Mercredi 29 septembre, une discussion doit s'engager entre les services de la chancellerie et les avocats des acquittés. Par ailleurs, le groupe de travail, chargé parle ministre, en juillet, de tirer les leçons de l'affaire (Le Monde daté 4-5 juillet), rendra ses conclusions à la fin de l'année. Le groupe n'entend pas faire « le procès des acteurs du procès d'Outreau » mais proposer des solutions générales pour améliorer les garanties des justiciables lors du procès pénal, au regard notamment de la détention provisoire, du recueil de la parole de l'enfant, de l'expertise, de la publicité de débats et du contrôle de la chambre de l'instruction. Dernier rendez-vous, le procès en appel de six condamnés d'Outreau se tiendra début 2005 devant la cour d'assises de Paris.

La stratégie des avocats.
Les avocats des sept acquittés comptent bien, comme la loi du 15 juin 2000 les y autorise, engager une procédure devant la cour d'appel pour obtenir une indemnisation de la détention provisoire injustifiée exécutée par leurs clients. Ils espèrent même obtenir dans ce cadre un montant exceptionnel, proportionnel au préjudice moral subi, les accusations de pédophilie portées à leur encontre étant d'une particulière gravité. Mais ils souhaitent également aboutir à une transaction financière pour faute de l'Etat. Chaque accusé finalement innocenté va présenter les dysfonctionnements dont il aurait été victime pendant l'instruction. Des dysfonctionnements parfois mineurs mais qui, mis bout à bout, constituent, à leurs yeux, une faute lourde devant être indemnisée. La démarche choisie par les avocats n'en reste pas moins exceptionnelle, comme le fut le procès. En temps normal, le fonctionnement défectueux du service de la justice peut faire, comme la détention injustifiée, l'objet d'une procédure. Les victimes demandent alors des comptes à l'agent judiciaire du Trésor lors d'un procès public. Une fois la procédure ouverte, une transaction est possible sur proposition du parquet. Cette fois, les avocats voudraient convaincre la chancellerie d'accepter directement une transaction. Ce qui permettrait, estiment certains spécialistes, de stigmatiser l'incompétence de tels ou tels acteurs du monde judiciaire au cours de l'affaire.
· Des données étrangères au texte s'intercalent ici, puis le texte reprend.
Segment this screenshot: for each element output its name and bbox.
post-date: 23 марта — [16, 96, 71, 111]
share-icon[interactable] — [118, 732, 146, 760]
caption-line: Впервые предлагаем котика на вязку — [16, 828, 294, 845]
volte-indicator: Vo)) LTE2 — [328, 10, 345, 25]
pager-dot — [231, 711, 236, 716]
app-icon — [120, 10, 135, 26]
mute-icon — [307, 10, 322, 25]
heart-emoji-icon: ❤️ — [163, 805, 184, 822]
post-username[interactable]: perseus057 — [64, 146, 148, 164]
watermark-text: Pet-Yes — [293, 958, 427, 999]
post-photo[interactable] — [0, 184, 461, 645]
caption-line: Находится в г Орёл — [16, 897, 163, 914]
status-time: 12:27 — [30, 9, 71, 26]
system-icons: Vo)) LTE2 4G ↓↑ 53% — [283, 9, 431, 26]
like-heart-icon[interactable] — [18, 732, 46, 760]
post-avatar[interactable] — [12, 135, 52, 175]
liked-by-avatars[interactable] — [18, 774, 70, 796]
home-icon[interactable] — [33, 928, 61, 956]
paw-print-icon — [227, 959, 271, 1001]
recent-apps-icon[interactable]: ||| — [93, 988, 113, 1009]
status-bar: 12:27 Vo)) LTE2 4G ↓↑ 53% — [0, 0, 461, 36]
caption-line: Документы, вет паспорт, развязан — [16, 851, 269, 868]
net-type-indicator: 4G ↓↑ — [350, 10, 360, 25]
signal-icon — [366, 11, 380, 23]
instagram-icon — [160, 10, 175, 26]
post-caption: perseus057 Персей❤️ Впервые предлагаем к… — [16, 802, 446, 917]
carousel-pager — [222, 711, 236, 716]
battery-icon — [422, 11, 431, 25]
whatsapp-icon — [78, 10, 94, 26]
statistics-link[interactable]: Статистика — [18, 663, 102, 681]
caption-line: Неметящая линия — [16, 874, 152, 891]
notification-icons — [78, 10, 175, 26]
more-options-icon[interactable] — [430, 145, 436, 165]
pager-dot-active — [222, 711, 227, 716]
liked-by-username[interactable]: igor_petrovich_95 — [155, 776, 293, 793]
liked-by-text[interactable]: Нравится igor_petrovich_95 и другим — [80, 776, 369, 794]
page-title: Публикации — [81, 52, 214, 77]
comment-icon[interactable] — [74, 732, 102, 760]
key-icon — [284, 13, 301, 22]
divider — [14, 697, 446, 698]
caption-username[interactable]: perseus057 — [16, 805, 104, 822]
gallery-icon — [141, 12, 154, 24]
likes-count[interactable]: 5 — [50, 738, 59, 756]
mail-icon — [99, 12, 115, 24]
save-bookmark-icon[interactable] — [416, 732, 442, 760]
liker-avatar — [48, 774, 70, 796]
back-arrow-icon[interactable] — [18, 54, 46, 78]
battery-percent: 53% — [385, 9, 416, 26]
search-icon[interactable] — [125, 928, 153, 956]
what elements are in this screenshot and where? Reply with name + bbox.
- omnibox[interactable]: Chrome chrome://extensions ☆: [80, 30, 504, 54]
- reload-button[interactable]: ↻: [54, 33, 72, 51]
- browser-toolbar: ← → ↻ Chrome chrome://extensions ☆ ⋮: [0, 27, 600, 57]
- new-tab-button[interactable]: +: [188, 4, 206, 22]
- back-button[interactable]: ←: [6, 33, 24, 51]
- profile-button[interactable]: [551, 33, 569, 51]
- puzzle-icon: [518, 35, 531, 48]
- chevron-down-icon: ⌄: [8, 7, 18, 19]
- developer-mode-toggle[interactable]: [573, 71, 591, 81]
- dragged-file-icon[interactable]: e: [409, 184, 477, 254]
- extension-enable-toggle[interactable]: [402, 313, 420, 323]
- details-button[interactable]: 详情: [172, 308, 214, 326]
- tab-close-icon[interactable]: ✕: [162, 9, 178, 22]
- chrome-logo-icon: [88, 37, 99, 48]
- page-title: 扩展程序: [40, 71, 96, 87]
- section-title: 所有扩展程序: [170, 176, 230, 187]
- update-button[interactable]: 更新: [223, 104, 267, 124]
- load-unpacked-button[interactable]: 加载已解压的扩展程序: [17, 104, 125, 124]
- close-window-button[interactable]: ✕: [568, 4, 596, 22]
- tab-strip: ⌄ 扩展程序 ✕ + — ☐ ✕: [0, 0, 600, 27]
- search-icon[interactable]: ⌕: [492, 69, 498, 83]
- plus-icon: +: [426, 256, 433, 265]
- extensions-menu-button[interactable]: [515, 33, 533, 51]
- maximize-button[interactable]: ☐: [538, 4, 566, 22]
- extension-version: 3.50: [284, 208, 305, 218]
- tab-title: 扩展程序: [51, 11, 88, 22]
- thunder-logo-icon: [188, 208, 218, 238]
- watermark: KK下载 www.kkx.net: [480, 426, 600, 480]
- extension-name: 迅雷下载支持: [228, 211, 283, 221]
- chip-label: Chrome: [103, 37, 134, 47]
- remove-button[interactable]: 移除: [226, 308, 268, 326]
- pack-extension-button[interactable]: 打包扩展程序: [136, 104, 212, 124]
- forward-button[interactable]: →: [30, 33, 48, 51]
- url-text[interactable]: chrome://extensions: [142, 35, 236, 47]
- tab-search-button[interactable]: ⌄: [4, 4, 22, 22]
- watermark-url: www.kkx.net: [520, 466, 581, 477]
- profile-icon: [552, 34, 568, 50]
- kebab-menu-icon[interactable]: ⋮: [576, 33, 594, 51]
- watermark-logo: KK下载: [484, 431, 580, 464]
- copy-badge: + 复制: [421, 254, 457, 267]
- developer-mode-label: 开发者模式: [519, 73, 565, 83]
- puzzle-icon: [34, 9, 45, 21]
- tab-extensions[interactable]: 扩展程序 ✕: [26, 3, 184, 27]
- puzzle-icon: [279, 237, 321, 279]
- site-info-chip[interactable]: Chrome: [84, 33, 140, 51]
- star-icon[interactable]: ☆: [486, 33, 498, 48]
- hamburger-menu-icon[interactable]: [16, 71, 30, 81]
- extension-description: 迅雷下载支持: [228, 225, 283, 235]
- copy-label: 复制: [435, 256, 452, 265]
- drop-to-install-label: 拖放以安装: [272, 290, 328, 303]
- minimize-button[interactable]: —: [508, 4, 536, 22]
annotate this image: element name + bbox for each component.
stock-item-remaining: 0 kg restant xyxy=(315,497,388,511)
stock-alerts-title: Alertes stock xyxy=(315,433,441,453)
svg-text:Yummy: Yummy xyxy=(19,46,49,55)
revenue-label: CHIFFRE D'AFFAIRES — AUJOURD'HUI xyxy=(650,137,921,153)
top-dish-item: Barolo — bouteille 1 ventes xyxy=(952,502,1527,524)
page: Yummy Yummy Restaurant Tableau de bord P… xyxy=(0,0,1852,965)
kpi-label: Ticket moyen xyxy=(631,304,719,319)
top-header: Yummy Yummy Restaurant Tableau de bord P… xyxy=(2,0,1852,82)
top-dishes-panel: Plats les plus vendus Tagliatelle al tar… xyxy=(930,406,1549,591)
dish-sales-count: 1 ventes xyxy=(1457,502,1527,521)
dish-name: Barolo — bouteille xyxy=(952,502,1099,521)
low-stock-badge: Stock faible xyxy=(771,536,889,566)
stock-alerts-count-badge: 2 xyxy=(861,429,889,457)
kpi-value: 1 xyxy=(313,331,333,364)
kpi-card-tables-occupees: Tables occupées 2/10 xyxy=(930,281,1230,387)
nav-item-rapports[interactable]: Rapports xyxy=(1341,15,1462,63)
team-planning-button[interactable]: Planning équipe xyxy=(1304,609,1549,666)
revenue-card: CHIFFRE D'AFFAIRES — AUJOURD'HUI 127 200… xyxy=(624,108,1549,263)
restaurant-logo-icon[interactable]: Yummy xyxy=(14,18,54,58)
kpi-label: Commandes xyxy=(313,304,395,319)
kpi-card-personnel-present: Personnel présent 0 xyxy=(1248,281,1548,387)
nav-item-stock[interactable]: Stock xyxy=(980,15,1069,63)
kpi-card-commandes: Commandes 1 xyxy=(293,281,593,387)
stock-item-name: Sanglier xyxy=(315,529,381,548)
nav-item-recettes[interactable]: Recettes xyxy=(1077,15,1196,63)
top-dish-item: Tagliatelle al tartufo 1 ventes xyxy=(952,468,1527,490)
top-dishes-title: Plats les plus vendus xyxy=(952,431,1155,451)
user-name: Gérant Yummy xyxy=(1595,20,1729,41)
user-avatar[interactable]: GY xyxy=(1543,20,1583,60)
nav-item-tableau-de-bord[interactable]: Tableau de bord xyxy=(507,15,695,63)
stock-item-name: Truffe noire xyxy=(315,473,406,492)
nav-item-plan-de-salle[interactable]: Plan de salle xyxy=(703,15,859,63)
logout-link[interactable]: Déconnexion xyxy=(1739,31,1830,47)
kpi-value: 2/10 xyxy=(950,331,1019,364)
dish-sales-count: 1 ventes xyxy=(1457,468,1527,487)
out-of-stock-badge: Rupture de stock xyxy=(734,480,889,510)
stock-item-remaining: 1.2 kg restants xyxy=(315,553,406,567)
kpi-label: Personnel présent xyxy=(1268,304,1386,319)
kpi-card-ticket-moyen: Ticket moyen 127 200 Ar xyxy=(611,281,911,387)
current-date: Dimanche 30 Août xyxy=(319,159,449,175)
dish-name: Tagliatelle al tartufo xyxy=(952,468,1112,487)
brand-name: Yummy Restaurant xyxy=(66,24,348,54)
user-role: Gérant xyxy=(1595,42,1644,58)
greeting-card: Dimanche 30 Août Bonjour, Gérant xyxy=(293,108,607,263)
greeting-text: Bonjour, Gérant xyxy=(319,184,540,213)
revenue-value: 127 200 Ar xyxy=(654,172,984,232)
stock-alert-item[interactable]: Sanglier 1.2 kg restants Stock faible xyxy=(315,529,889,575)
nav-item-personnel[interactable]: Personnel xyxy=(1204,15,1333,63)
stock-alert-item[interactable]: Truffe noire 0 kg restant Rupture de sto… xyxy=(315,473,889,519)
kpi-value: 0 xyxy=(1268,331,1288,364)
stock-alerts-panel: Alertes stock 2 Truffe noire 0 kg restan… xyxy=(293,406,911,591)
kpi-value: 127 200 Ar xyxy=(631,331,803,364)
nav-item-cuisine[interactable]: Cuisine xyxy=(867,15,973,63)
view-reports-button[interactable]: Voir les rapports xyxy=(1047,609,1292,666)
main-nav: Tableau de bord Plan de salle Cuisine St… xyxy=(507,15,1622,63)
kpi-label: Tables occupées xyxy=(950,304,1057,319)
Sans doute, les avocats savent-ils que les procédures ouvertes pour faute lourde sont souvent vouées à l'échec. Selon Franck Berton, conseil d'Odile Marécaux, il s'agit aussi « de gagner du temps », « une procédure mettra nécesairement de longs mois à aboutir, l'intérêt de chacun est donc de parvenir à un accord », précise-t-il. Certains des arguments avancés par les avocats valent pour l'ensemble des innocentés. C'est le cas de la désignation d'un expert psychologue dont on a vu à l'audience qu'il manquait d'impartialité. Si le ministère de la justice ne reconnaissait pas ces dysfonctionnements, les avocats envisagent néanmoins une procédure contre l'Etat.